Bruce Bueno de Mesquita calls it Selectorate Theory. In any country, the people competing for power need a certain group of powerful people on their side, called "the winning coalition." In democracies, that coalition is bigger, but it's not the whole electorate by any stretch. In dictatorships, it's much smaller, sometimes only a handful of people in key positions. To get the winning coalition behind you, you have to give them large doses of the things they want: money, opportunities for corruption, important positions when the winning coalition is small. When its larger, you still need to give the coalition what it wants, but it becomes more efficient to do so through policy measures; promising the winning coalition that you'll give them the legislation they favor if they back you. And once they do, you have to keep giving it to them or they'll find someone else who is more likely to get them what they want in return for their support.

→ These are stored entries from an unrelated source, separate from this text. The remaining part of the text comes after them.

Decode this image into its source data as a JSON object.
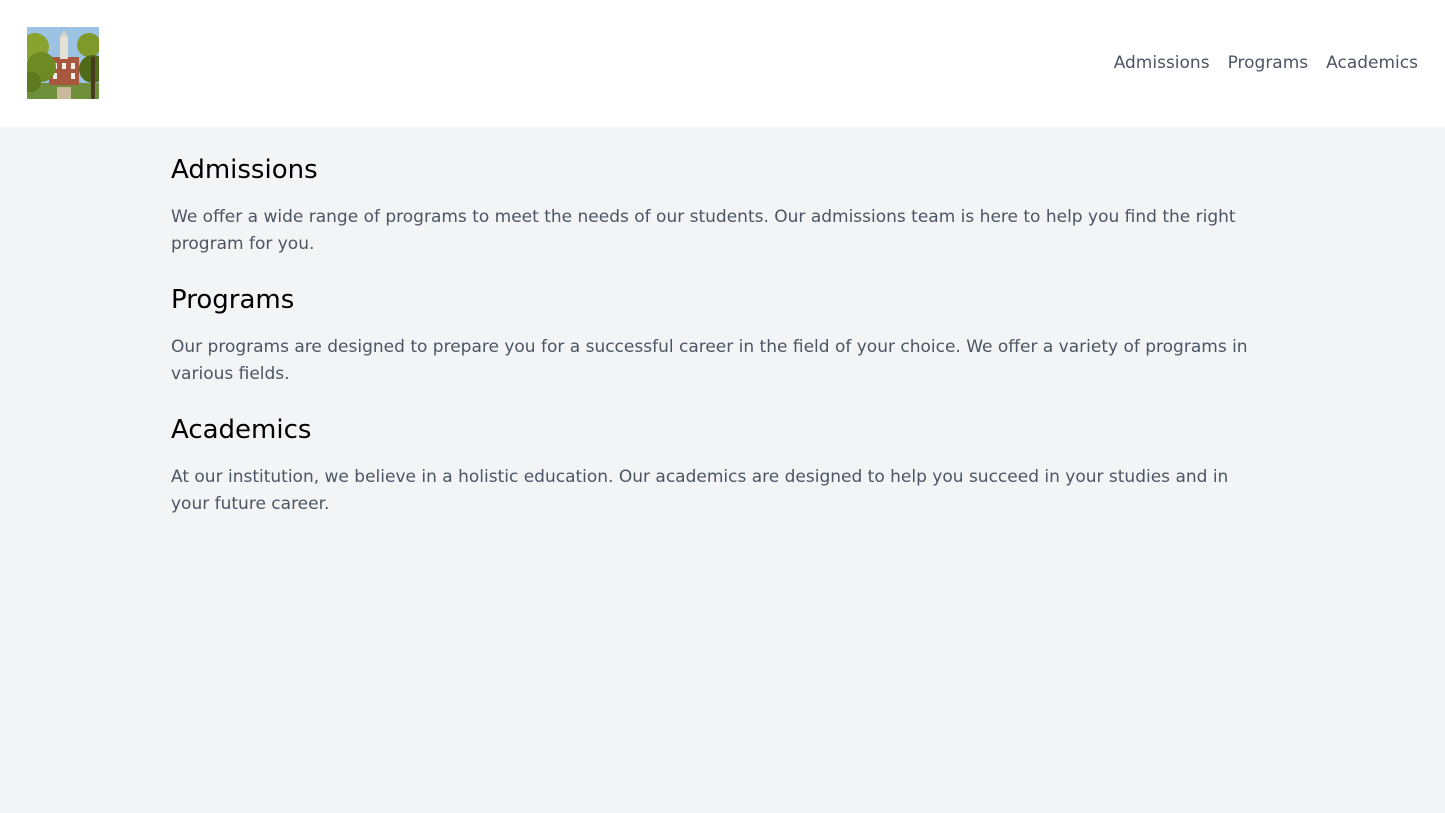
{
  "nav": {
    "items": [
      {
        "label": "Admissions"
      },
      {
        "label": "Programs"
      },
      {
        "label": "Academics"
      }
    ]
  },
  "sections": [
    {
      "title": "Admissions",
      "body": "We offer a wide range of programs to meet the needs of our students. Our admissions team is here to help you find the right program for you."
    },
    {
      "title": "Programs",
      "body": "Our programs are designed to prepare you for a successful career in the field of your choice. We offer a variety of programs in various fields."
    },
    {
      "title": "Academics",
      "body": "At our institution, we believe in a holistic education. Our academics are designed to help you succeed in your studies and in your future career."
    }
  ],
  "colors": {
    "page_bg": "#f3f4f6",
    "header_bg": "#ffffff",
    "nav_text": "#4b5563",
    "heading_text": "#000000",
    "body_text": "#4b5563"
  }
}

For this theory, dictatorships and democracies are only different in the size of the population getting paid off in return for their political support. When the winning coalition is small, the dictator could care less what happens to the rest of the population because he gets literally nothing out of being nice to them. Whatever you do, don't make your coalition suffer because you're being nice to people who don't matter. They'll just get rid of you and replace you with someone more ruthless, who will protect their interests better.
Nonviolence here is transparently useless unless it's a ploy to get a third party to intervene on your behalf - which they will only do if it's in their own interests, but making your struggle look noble will make the decision easier for their public to digest. Being violent has a slim chance of success, but it's much better than non-violence. That's obviously not the point of the Occupy movement, and it's also not the context.
If you're in a democracy, then democratic leaders do have to care more, but again, they don't have to care much about people outside their winning coalition, and being nice to those people at the cost of their coalition may hurt them. However, depending on how close the competition is for that winning coalition, coming across as brutal can do real damage to your ability to hold on to the coalition. The public actually does matter here (not as much as we tend to think, but it still matters), and losing enough of their support by looking ruthless will cost you.
This goes for both players (Occupy and Status Quo, say). The current coalition has to take care not to be obscenely brutal to the Occupy movement lest that start to cost them important backers within the public, and the Occupy movement has to take care not to overplay their hand, lest they start to look over-aggressive themselves.
With that in mind, since many in the Occupy movement believe that big corporations are a key part of the winning coalition, they can be as anti-corporate as they want, but they cannot possibly break enough chain-store windows to force a corporation out of that coalition. And anything more than breaking windows - say, arson, or planting bombs at corporate buildings - is far more likely to lose them critical support than force an undesirable member out of the winning coalition.
I think, based on this logic, that violence and vandalism have no place in the Occupy movement if they'd like to be as successful as they can be. They're already struggling for support, and engaging in violence in a serious, directed way will absolutely, positively cost them more than they could possibly gain from doing it. Until you no longer need the support of the public or are no longer competing for it, violence is a pretty dangerous idea to the survival of your movement. There is a time and a place where it can win, and be a better idea than nonviolence, but Occupy isn't in that position.